Muharrem ayının 10. gününde aşure yapılarak dağıtılır.

Yine bir dini inanca göre aşure Hz. Muhammed'in torunu Hz. Hüseyin'in Kerbela'da şehit edilişini anmak için yapılmaktadır.

Görünürde kayısıyla fasulyeyi, inciriyle nohutu buluşturan bir lezzet ama altında nice derin anlamlar yatıyor. Her bir malzeme, insanlığın ortak kaderinden bir parça sanki… Kimisi tatlı, kimisi buruk, ama birlikte pişince bir mucizeye dönüşüyor.

Anadolu’da bugün paylaşmanın da başka bir adıdır. Anneler kazanlarda pişirir, komşulara tabak tabak dağıtılır. Evlerde “paylaş ki bereketin artsın” inancı hâkimdir.

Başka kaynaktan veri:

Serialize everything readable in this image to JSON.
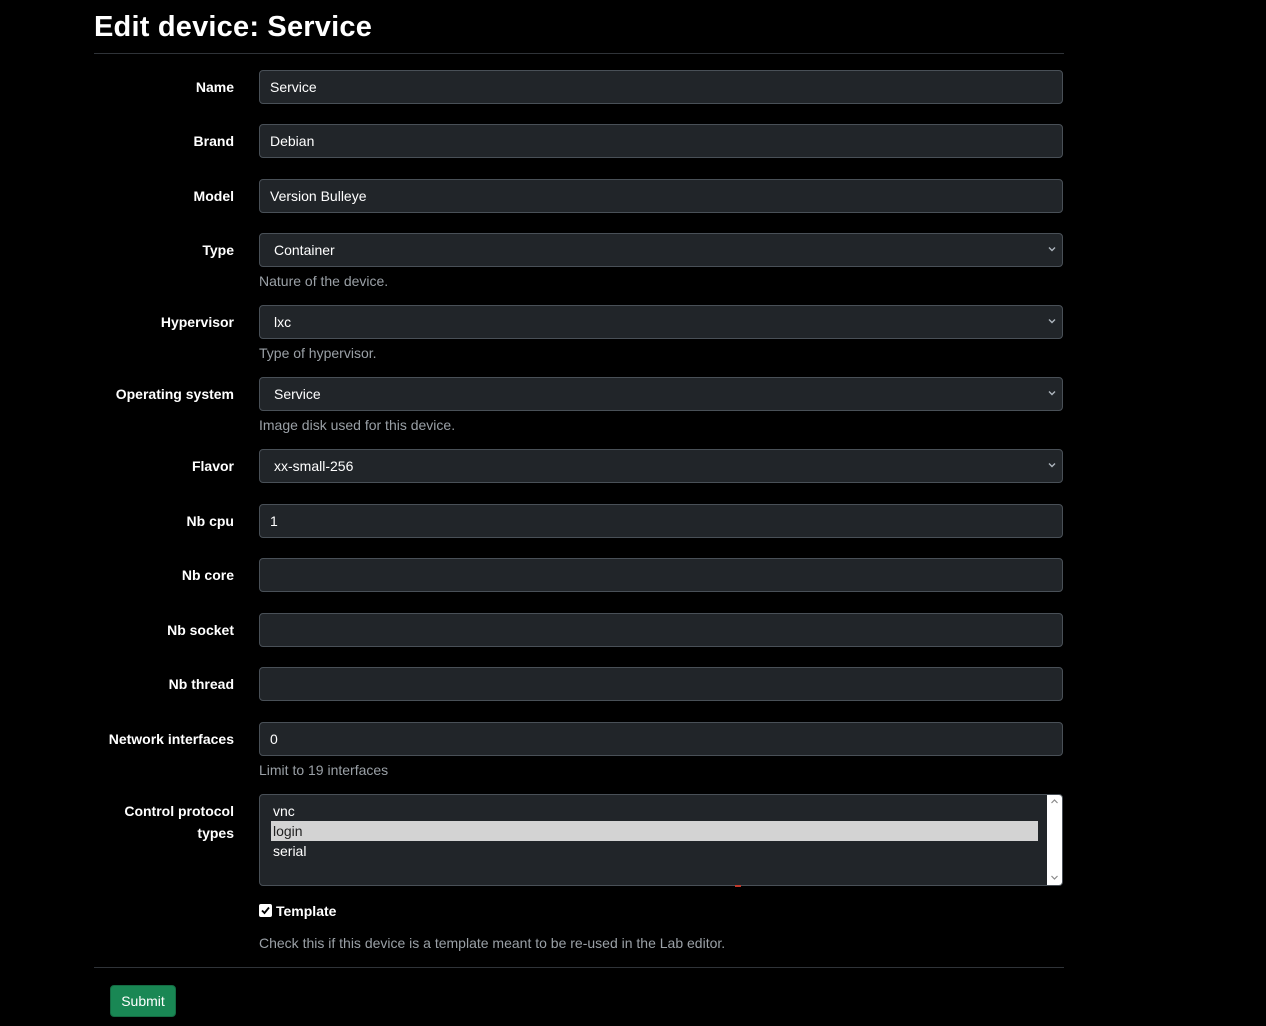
{
  "page": {
    "title": "Edit device: Service"
  },
  "form": {
    "name": {
      "label": "Name",
      "value": "Service"
    },
    "brand": {
      "label": "Brand",
      "value": "Debian"
    },
    "model": {
      "label": "Model",
      "value": "Version Bulleye"
    },
    "type": {
      "label": "Type",
      "value": "Container",
      "help": "Nature of the device."
    },
    "hypervisor": {
      "label": "Hypervisor",
      "value": "lxc",
      "help": "Type of hypervisor."
    },
    "os": {
      "label": "Operating system",
      "value": "Service",
      "help": "Image disk used for this device."
    },
    "flavor": {
      "label": "Flavor",
      "value": "xx-small-256"
    },
    "nb_cpu": {
      "label": "Nb cpu",
      "value": "1"
    },
    "nb_core": {
      "label": "Nb core",
      "value": ""
    },
    "nb_socket": {
      "label": "Nb socket",
      "value": ""
    },
    "nb_thread": {
      "label": "Nb thread",
      "value": ""
    },
    "network_interfaces": {
      "label": "Network interfaces",
      "value": "0",
      "help": "Limit to 19 interfaces"
    },
    "control_protocols": {
      "label_line1": "Control protocol",
      "label_line2": "types",
      "options": [
        "vnc",
        "login",
        "serial"
      ],
      "selected": "login"
    },
    "template": {
      "label": "Template",
      "checked": true,
      "help": "Check this if this device is a template meant to be re-used in the Lab editor."
    },
    "submit_label": "Submit"
  },
  "icons": {
    "select_chevron": "chevron-down-icon",
    "checkbox_mark": "checkmark-icon"
  },
  "colors": {
    "background": "#000000",
    "input_bg": "#212529",
    "submit": "#198754"
  }
}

Aşure kazanının başında dua edilir; “herkesin gönlünden geçeni versin Rabbim” denir. Kazan büyür, tat büyür, dualar çoğalır.

Modern zamanların hızında kaybettiğimiz o “birlik duygusu”, işte aşure kazanının buharlı sıcaklığında yeniden can bulur. Belki sofralarımız kalabalık değil artık, ama o eski incelikleri yaşatmak hâlâ elimizde.

Belki de bu Aşure Günü’nde bir kazan değil ama bir tencere aşure yapalım. Bir komşuya, bir ihtiyaç sahibine, bir dosta götürelim. Bize düşen; “çoklukta birlik” fikrini, sadece kazanda değil hayatımızda da pişirmek.

Çünkü ne demiş atalarımız: “Aşurede her şey var, ama hiçbir şey tek başına değil.”

Saygılarımla.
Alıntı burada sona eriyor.